Hofbauer: Nein, daran nicht, aber die interne Organisation ändert sich. Wir sind Teil einer organisatorischen Einheit, die heißt Central-Europe. Dazu gehören die Schweiz, Polen, Ungarn, Tschechien und die Slowakei. Die Hauptverwaltung sitzt in Wien. Die zentraleuropäischen Ländern kriegen dadurch eine wesentlich höhere Bedeutung.
(+) plus: Jetzt bringt der Merger in der globalen Perspektive natürlich gewaltige Synergien, er bedeutet aber gleichzeitig einen Kulturschock. Wenn Amerikaner auf Franzosen treffen, dann geht das nie friktionsfrei ab. Wie ist da die Befindlichkeit des Unternehmens?
Hofbauer: Das ist hochinteressant. Wenn wir 122 Jahre zurückgehen, dann waren wir rein österreichisch. 1905 waren wir amerikanisch mit Western Electric. 1925 wurden wir zur ITT. Bis 1986 waren wir eine amerikanische Firma, ehe wir eine französische geworden sind. Jetzt sind wir ein Mischmasch. Ich finde das gut, wenn stärkere amerikanische Managementphilosophie in den Konzern kommt. Alcatel war ein rein nach französischen Vorstellungen geführter Konzern und das hat in manchen Teilen der Welt nicht so gepasst. Wenn Serge Tscheruk etwas gesagt hat, dann hat der liebe Gott gesprochen. Da hat man nicht widersprochen. Bei Meetings hat der Ranghöchste das Wort geführt und man hat ihn nicht korrigiert. Die ersten Meetings mit den Amerikanern habe ich schon wieder sehr erfrischend gefunden.
(+) plus: Wie wirkt sich das auf die Situation in österreich aus?
Hofbauer: Wir sind da sehr flexibel. Wir haben mit den Franzosen gut gekonnt, sie sind sehr gern nach Wien kommen, waren sehr intellektuell und kulturell interessiert. Das war für uns österreicher immer leichter als für die Deutschen, die eher ein Problem haben, Franzosen als Chefs zu akzeptieren. Wir österreicher können uns das sowieso nie aussuchen.
(+) plus: Was ist aus Ihrer Sicht aus dem Lucent-Portfolio am wichtigsten?
Hofbauer: Wir sind mitten im Portfoliovergleich. Da ist sehr viel Detailarbeit notwendig. Die erste Erkenntnis ist, dass wir in österreich kurzfristig nichts ändern müssen.

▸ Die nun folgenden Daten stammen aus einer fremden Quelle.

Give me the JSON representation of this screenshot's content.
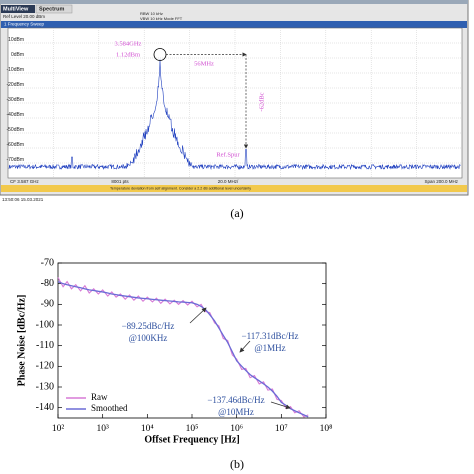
{
  "chart_data": [
    {
      "type": "spectrum",
      "window_tabs": [
        "MultiView",
        "Spectrum"
      ],
      "settings_line": "Ref Level 20.00 dBm",
      "rbw": "RBW 10 kHz",
      "vbw": "VBW 10 kHz  Mode FFT",
      "trace_title": "1 Frequency Sweep",
      "ylim": [
        -80,
        20
      ],
      "yticks": [
        {
          "value": 10,
          "label": "10dBm"
        },
        {
          "value": 0,
          "label": "0dBm"
        },
        {
          "value": -10,
          "label": "-10dBm"
        },
        {
          "value": -20,
          "label": "-20dBm"
        },
        {
          "value": -30,
          "label": "-30dBm"
        },
        {
          "value": -40,
          "label": "-40dBm"
        },
        {
          "value": -50,
          "label": "-50dBm"
        },
        {
          "value": -60,
          "label": "-60dBm"
        },
        {
          "value": -70,
          "label": "-70dBm"
        }
      ],
      "color": "#1f3fbf",
      "peak_frequency": "3.584GHz",
      "peak_level": "1.12dBm",
      "offset": "56MHz",
      "spur_level": "-62dBc",
      "spur_label": "Ref.Spur",
      "footer": [
        "CF 3.587 GHz",
        "8001 pts",
        "20.0 MHz/",
        "Span 200.0 MHz"
      ],
      "status": "Temperature deviation from self alignment. Consider a 2.2 dB additional level uncertainty",
      "timestamp": "13:50:06 15.03.2021",
      "panel_label": "(a)"
    },
    {
      "type": "line",
      "xlabel": "Offset Frequency [Hz]",
      "ylabel": "Phase Noise [dBc/Hz]",
      "log_x": true,
      "xlim": [
        100,
        100000000
      ],
      "xticks": [
        {
          "value": 100,
          "label": "10²"
        },
        {
          "value": 1000,
          "label": "10³"
        },
        {
          "value": 10000,
          "label": "10⁴"
        },
        {
          "value": 100000,
          "label": "10⁵"
        },
        {
          "value": 1000000,
          "label": "10⁶"
        },
        {
          "value": 10000000,
          "label": "10⁷"
        },
        {
          "value": 100000000,
          "label": "10⁸"
        }
      ],
      "ylim": [
        -145,
        -70
      ],
      "yticks": [
        -70,
        -80,
        -90,
        -100,
        -110,
        -120,
        -130,
        -140
      ],
      "x": [
        100,
        130,
        160,
        200,
        250,
        320,
        400,
        500,
        630,
        800,
        1000,
        1300,
        1600,
        2000,
        2500,
        3200,
        4000,
        5000,
        6300,
        8000,
        10000,
        13000,
        16000,
        20000,
        25000,
        32000,
        40000,
        50000,
        63000,
        80000,
        100000,
        130000,
        160000,
        200000,
        250000,
        320000,
        400000,
        500000,
        630000,
        800000,
        1000000,
        1300000,
        1600000,
        2000000,
        2500000,
        3200000,
        4000000,
        5000000,
        6300000,
        8000000,
        10000000,
        13000000,
        16000000,
        20000000,
        25000000,
        32000000,
        40000000
      ],
      "series": [
        {
          "name": "Raw",
          "color": "#d77ad6",
          "values": [
            -77,
            -81.5,
            -79,
            -82.5,
            -80.5,
            -83.5,
            -81,
            -84.5,
            -82.5,
            -85,
            -83,
            -86,
            -84,
            -86.5,
            -85,
            -87.5,
            -85.5,
            -88,
            -86,
            -88.5,
            -86.5,
            -88.8,
            -87,
            -89.5,
            -87.5,
            -89.8,
            -88,
            -90,
            -88.2,
            -90.3,
            -88.5,
            -91.2,
            -90,
            -93.5,
            -94,
            -99,
            -100.5,
            -106.5,
            -107.5,
            -114.5,
            -116.5,
            -121.5,
            -121,
            -125.5,
            -124.5,
            -128.5,
            -127.5,
            -131.5,
            -131,
            -136,
            -136.5,
            -140.5,
            -139.5,
            -142.5,
            -141.5,
            -144.5,
            -143.5
          ]
        },
        {
          "name": "Smoothed",
          "color": "#6b6bd6",
          "values": [
            -79,
            -80,
            -80.5,
            -81,
            -81.5,
            -82,
            -82.5,
            -83,
            -83.3,
            -83.7,
            -84,
            -84.5,
            -85,
            -85.3,
            -85.7,
            -86,
            -86.3,
            -86.6,
            -86.9,
            -87.1,
            -87.3,
            -87.6,
            -87.8,
            -88,
            -88.2,
            -88.4,
            -88.6,
            -88.8,
            -88.9,
            -89.1,
            -89.25,
            -90,
            -91,
            -92.5,
            -95,
            -98,
            -101.5,
            -105,
            -108.5,
            -113,
            -117.31,
            -120,
            -122,
            -124,
            -125.5,
            -127,
            -128.5,
            -130,
            -132,
            -134.5,
            -137.46,
            -139,
            -140.5,
            -141.5,
            -142.5,
            -143.5,
            -144.5
          ]
        }
      ],
      "annotations": [
        [
          "−89.25dBc/Hz",
          "@100KHz"
        ],
        [
          "−117.31dBc/Hz",
          "@1MHz"
        ],
        [
          "−137.46dBc/Hz",
          "@10MHz"
        ]
      ],
      "legend": "lower left",
      "panel_label": "(b)"
    }
  ]
}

(+) plus: Alcatel war ja Netzlieferant der tele.ring und daher vom Verkauf an T-Mobile sehr betroffen.
Hofbauer: Ja, da ergeben sich ganz neue Aspekte. Mich hat sehr gefreut, dass sich die an sich schwierige Ausgangssituation für das Jahr 2006 zum Positiven gedreht hat. T-Mobile hat sich nach der übernahme sehr fair verhalten. Jetzt haben wir wesentlich mehr Anknüpfungspunkte. Die offenen Aufträge wurden professionell abgewickelt. Wir haben Aufträge im Servicebereich bei T-Mobile gewonnen. Im Hardwaregeschäft waren wir sehr aggressiv, aber Siemens hat sich den Kunden nicht wegnehmen lassen. Wir wollten unbedingt hinein, Siemens wollte den Kunden unbedingt halten. T-Mobile war der lachende Dritte. Noch wichtiger ist die mobilkom, weil sie Teile des Netzes von tele.ring gekauft hat, um es in Osteuropa zu verwenden. Dadurch haben wir dort eine Stellung, die wir vor einem Jahr nicht hatten. Die Situation für uns hat sehr viel Charme.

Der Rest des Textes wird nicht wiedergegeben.